La Fiscalía General del Estado de Durango investiga el fallecimiento de una adolescente de 14 años ocurrido el pasado 20 de septiembre en la Clínica Santa María, en la capital del estado, tras revelarse que fue sometida a una cirugía estética sin el consentimiento de su padre.
El padre contó que la madre, quien ejerce funciones de enfermera o doctora sin serlo, y su pareja, médico cirujano, realizaron la intervención sin autorización, y ocultaron la fallida cirugía diciendo que la menor murió por Covid.
La fiscal general, Sonia Yadira de la Garza Fragoso, detalló que a las 19:24 horas de ese día se recibió en la dependencia un reporte del C-5, vía la línea de emergencias 911, en el que una trabajadora social de la clínica notificó la muerte de la menor identificada con las iniciales P.A.E. De acuerdo con la información inicial, la adolescente había ingresado tres días antes por complicaciones respiratorias.
Personal del Ministerio Público se trasladó a la clínica y posteriormente a la funeraria a donde ya había sido enviado el cuerpo. Ahí se entrevistaron con los padres, identificados como Paloma Jazmín y Carlos Said Arellano Aragón, quienes confirmaron que su hija falleció a causa de una enfermedad y mostraron el certificado de defunción.
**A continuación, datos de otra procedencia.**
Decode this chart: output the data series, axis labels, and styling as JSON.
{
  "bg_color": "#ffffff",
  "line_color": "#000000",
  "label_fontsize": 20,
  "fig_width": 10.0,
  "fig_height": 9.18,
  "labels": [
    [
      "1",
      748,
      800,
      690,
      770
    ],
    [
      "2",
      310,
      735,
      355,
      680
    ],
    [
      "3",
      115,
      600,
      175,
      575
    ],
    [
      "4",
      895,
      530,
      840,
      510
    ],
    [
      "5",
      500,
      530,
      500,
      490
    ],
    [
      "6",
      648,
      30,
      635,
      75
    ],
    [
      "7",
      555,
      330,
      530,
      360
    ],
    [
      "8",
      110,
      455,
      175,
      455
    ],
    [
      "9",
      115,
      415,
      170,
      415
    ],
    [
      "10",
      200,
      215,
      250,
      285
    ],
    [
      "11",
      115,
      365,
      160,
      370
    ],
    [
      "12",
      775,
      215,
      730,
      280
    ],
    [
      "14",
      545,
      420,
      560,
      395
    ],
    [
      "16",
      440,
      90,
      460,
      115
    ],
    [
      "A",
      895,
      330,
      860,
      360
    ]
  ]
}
En el documento se asentaron como causas: edema cerebral, encefalopatía hipóxica y bradicardia. En ese momento, ambos padres firmaron su conformidad y manifestaron que no tenían intención de proceder legalmente contra nadie.
No obstante, al día siguiente -21 de septiembre-, el padre acudió nuevamente a la Fiscalía para denunciar que su hija habría sido sometida a una cirugía estética de mama sin su autorización. En entrevista, el padre de Paloma Nicole, relató que empezó a sospechar que su hija no murió por Covid, así que acompañado por la abuela y tías de la menor revisaron el cuerpo de la menor y descubrieron las cicatrices en el pecho por donde introdujeron los implantes. De ahí que solicitó una necropsia.
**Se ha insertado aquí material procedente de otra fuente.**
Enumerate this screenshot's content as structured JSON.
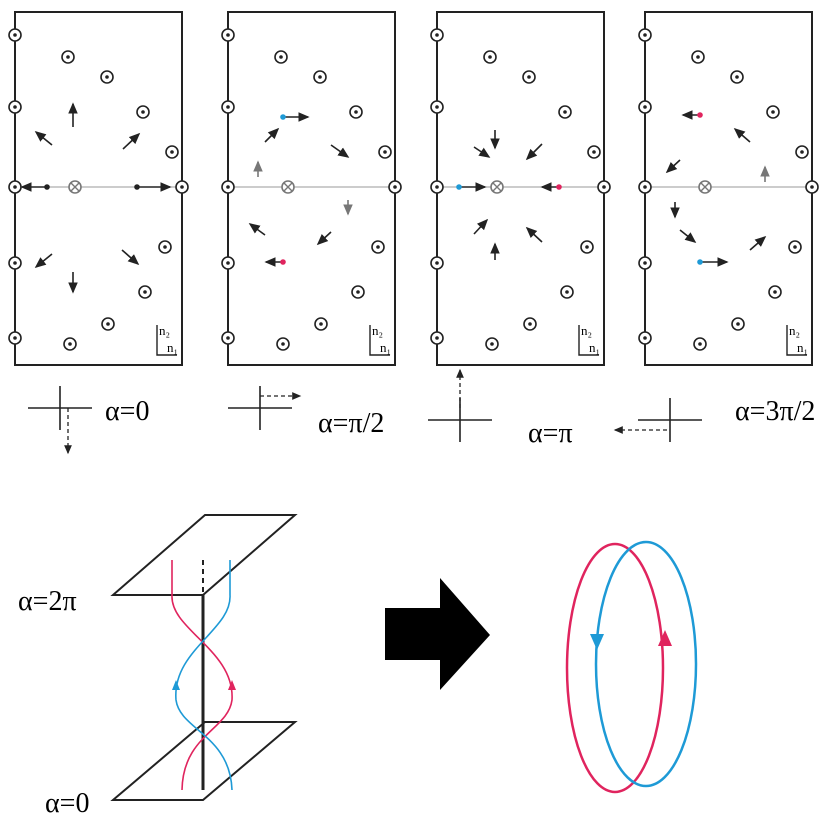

Saúl Fernández Saracho, titular de la Comisión para la Protección contra Riesgos Sanitarios del Estado de Durango (Coprised) declaró a medios de comunicación que según el expediente, a la adolescente, identificada como Paloma, se le practicó además de implantes mamarios, una lipoescultura abdominal, en días previos a su fallecimiento.
El cuerpo fue sacado de la funeraria para ser traslado al Servicio Médico Forense de la Fiscalía para la práctica de la necropsia correspondiente. El examen preliminar confirmó la presencia de edema cerebral y daños pulmonares, aunque para conocer la causa definitiva del deceso se ordenó un dictamen patológico especializado. Dicho estudio, explicó la fiscal, requiere entre 10 y 20 días debido a que los tejidos necesitan un periodo de reposo para un análisis preciso y científico.
La Fiscalía abrió una carpeta de investigación para esclarecer las circunstancias del caso. De la Garza Fragoso indicó que se indagan dos posibles delitos: omisión de cuidados, que podría imputarse a la madre por autorizar el procedimiento sin contar con la aprobación del padre; y homicidio culposo, en caso de que se confirme una mala praxis médica durante la cirugía.
Asimismo, se revisa el expediente clínico para determinar quién firmó los consentimientos y si estos cumplen con la normatividad legal. La fiscal añadió que se analizarán los posibles alcances de la responsabilidad médico-profesional, dado que cualquier irregularidad podría derivar en sanciones penales y administrativas.